In March 2026, Sarvam launched the Sarvam Startup Program, offering early-stage Indian companies 6 to 12 months of API credits, priority engineering support, and access to production infrastructure — a deliberate effort to seed an ecosystem of developers building on top of Sarvam’s stack. It also introduced Arya, an AI product designed to make business AI more reliable, in February 2026.
Conclusion: More Than a Startup
Sarvam AI represents something more than the sum of its funding rounds, benchmark scores, or product launches. It represents a fundamental argument: that AI should not be a technology that flows down from a handful of powerful Western companies to the rest of the world, but something that can be built from within, shaped by local knowledge, and deployed in service of local needs.

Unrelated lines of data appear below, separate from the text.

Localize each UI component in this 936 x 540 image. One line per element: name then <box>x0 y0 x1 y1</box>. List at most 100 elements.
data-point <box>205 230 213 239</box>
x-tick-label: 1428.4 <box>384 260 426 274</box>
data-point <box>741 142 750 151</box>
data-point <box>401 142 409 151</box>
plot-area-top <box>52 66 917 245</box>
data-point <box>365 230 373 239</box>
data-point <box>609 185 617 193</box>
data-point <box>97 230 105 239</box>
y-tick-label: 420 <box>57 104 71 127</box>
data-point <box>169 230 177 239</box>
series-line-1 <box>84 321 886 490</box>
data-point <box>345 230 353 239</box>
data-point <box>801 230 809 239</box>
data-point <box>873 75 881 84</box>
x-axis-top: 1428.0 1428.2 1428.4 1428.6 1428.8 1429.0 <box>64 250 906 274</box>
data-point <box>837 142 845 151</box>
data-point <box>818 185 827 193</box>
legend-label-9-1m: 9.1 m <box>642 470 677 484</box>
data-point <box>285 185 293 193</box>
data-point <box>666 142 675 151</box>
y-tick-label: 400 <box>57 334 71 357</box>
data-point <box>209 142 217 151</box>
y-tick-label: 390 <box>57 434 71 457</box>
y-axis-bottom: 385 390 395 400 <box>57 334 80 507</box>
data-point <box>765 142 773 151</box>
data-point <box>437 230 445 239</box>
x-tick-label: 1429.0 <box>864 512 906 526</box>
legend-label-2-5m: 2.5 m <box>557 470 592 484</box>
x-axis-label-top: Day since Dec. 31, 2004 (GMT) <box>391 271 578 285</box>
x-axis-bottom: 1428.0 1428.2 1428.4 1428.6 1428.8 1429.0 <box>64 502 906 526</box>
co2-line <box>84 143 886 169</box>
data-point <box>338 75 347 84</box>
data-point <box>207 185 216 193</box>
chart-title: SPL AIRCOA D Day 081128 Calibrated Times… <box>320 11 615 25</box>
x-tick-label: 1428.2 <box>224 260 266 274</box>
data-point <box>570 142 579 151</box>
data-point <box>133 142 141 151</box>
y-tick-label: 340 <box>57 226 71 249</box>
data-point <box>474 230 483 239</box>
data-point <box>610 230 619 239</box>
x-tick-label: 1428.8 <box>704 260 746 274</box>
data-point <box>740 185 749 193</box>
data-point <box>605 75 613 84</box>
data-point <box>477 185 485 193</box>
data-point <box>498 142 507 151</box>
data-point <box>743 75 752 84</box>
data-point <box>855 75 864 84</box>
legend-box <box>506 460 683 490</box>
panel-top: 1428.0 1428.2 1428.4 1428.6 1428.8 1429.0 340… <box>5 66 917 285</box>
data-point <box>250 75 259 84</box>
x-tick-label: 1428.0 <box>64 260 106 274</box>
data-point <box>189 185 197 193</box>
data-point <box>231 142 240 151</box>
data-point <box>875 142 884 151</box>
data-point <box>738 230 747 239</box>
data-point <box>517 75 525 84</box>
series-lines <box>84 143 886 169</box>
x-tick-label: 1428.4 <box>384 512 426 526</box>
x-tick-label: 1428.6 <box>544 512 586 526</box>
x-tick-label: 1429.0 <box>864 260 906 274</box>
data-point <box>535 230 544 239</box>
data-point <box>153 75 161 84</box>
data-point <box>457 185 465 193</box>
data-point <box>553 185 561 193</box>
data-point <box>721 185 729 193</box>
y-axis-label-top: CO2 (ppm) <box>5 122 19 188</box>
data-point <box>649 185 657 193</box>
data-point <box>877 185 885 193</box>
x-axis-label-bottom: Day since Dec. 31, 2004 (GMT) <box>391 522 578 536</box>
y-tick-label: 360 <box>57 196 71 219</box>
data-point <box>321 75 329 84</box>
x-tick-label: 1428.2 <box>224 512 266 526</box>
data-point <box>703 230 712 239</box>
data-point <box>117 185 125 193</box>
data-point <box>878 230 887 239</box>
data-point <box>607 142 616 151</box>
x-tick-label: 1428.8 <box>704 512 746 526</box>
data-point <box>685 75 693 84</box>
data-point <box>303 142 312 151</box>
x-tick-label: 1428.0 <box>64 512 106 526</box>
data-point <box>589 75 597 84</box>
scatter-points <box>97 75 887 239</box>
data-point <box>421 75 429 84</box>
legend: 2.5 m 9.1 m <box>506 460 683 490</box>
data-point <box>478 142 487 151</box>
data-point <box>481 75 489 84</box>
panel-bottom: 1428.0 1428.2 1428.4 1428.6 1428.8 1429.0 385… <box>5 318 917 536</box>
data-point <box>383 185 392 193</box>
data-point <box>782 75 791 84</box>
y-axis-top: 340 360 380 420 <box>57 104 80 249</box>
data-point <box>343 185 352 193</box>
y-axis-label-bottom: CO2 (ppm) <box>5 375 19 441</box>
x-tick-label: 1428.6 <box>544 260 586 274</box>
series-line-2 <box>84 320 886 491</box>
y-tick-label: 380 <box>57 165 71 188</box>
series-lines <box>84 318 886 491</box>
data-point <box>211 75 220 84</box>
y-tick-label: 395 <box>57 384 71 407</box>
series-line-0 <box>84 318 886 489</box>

For a country with India’s linguistic complexity, economic diversity, and democratic scale, that argument has profound implications. If Sarvam can continue to execute — securing sustained compute access, retaining top talent, deepening enterprise adoption, and expanding its developer ecosystem — it may well become the proof point that sovereign AI in the Global South is not just possible, but powerful.
Explore More …
In a race defined by scale and capital, Sarvam AI is betting that knowing your people — their languages, their needs, their voice — is the deepest advantage of all.